Stefano Santoro in Stella Fortunata canta l’emozione del primo incontro

“Stella Fortunata” è il nuovo singolo del cantautore Stefano Santoro. Pensata, scritta e prodotta in poco tempo, questa canzone rappresenta il momento in cui due persone si conoscono. L’incertezza dell’inizio di un rapporto e le infinite possibilità di sviluppo che possono esserci in una relazione tra due persone che si conoscono casualmente. Un brano in cui l’artista sceglie di mixare un andamento sempre più incalzante che culmina in una parte rappata. La base musicale cattura l’attenzione fin dal primo ascolto e resta in testa. Ma è solo riascoltando il brano che si può comprendere la profondità di questo testo. Proprio in occasione dell’uscita di “Stella Fortunata” abbiamo conosciuto meglio Stefano Santoro e il suo percorso nel mondo della musica.

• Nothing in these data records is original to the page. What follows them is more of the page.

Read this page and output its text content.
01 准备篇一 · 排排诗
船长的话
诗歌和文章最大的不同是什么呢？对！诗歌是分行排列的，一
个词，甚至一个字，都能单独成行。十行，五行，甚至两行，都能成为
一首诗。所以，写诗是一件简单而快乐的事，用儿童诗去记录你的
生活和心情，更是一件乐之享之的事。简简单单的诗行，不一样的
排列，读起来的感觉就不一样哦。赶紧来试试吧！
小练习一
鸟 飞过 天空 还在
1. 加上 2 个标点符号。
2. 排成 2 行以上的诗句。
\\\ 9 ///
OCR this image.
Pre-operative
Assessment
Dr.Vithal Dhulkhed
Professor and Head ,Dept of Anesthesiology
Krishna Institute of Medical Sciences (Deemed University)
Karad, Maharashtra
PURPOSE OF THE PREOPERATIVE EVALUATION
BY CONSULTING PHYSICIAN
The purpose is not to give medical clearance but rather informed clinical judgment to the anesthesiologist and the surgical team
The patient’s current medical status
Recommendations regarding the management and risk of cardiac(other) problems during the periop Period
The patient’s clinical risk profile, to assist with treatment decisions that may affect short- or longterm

Cosa rappresenta per te la musica?

Per me rappresenta davvero tutto, la trovo sicuramente la mia principale forma d’espressione, mi permette di esternare le sensazioni più profonde, quelle che molto spesso oscuriamo.

Dove trovi l’ispirazione per i tuoi brani?

Sicuramente dalle esperienze che vivo. Quando ero molto piccolo parlavo nei miei testi anche di cose immaginarie, ora non riuscirei più a scrivere qualcosa che non ho sentito e provato in prima persona oppure della quale non conosco il significato.

Stella Fortunata è il tuo ultimo singolo, una balland dal ritmo incalzante con una parte rappata finale davvero inaspettata. Come ti è venuta l’idea di inserire questa parte in netto contrasto con l’inizio del brano?

Questo brano per me rappresenta gli opposti, che spesso si attirano. Volevo cercare di rappresentare la cosa al meglio, dal lento al veloce, da metà brano senza batteria alla seconda parte con il suo intervento, il canto basso delle strofe e l’alto nei ritornelli. Il testo, che nella prima parte esprime un concetto fondato dal dubbio negativo, e nella seconda parte per un dubbio positivo che diventa speranza…

Quanto ci hai messo a scriverla e a pensare alla base?

Il testo del brano è stato scritto di getto in una notte di fine gennaio, per la sua realizzazione a livello strumentale e di produzione ci sono voluti tre mesi circa

Nel brano ad un certo punto canti “Tutto scorre a fiumi e poi non lascia dentro quasi niente”, oggi che siamo trascinati nel turbinio della vita e in un flusso continuo di stimoli, secondo te è ancora possibile trovare un qualcosa che lasci il segno?

Assolutamente sì, solo che non andrebbe cercato nei luoghi e nei contesti sbagliati. Spesso si cerca l’acqua nel deserto …

Qual è la canzone del panorama italiano che ti sarebbe piaciuto scrivere e perché?

Sicuramente “Uomini soli” dei Pooh, un brano molto semplice e con un arrangiamento davvero minimale, ma con un testo straordinario che lascia il segno ad ogni ascolto.

Musicalmente parlando cosa ti aspetti da questo anno? Quali sono gli obiettivi che ti sei posto?

Ti direi che mi aspetto quello che mi sono sempre aspettato, perché per chi compone non c’è mai il momento migliore o sfavorevole…semplicemente vorrebbe fare questo per tutta la vita, continuando a portare avanti il tutto nonostante i venti possano essere a favore e a sfavore.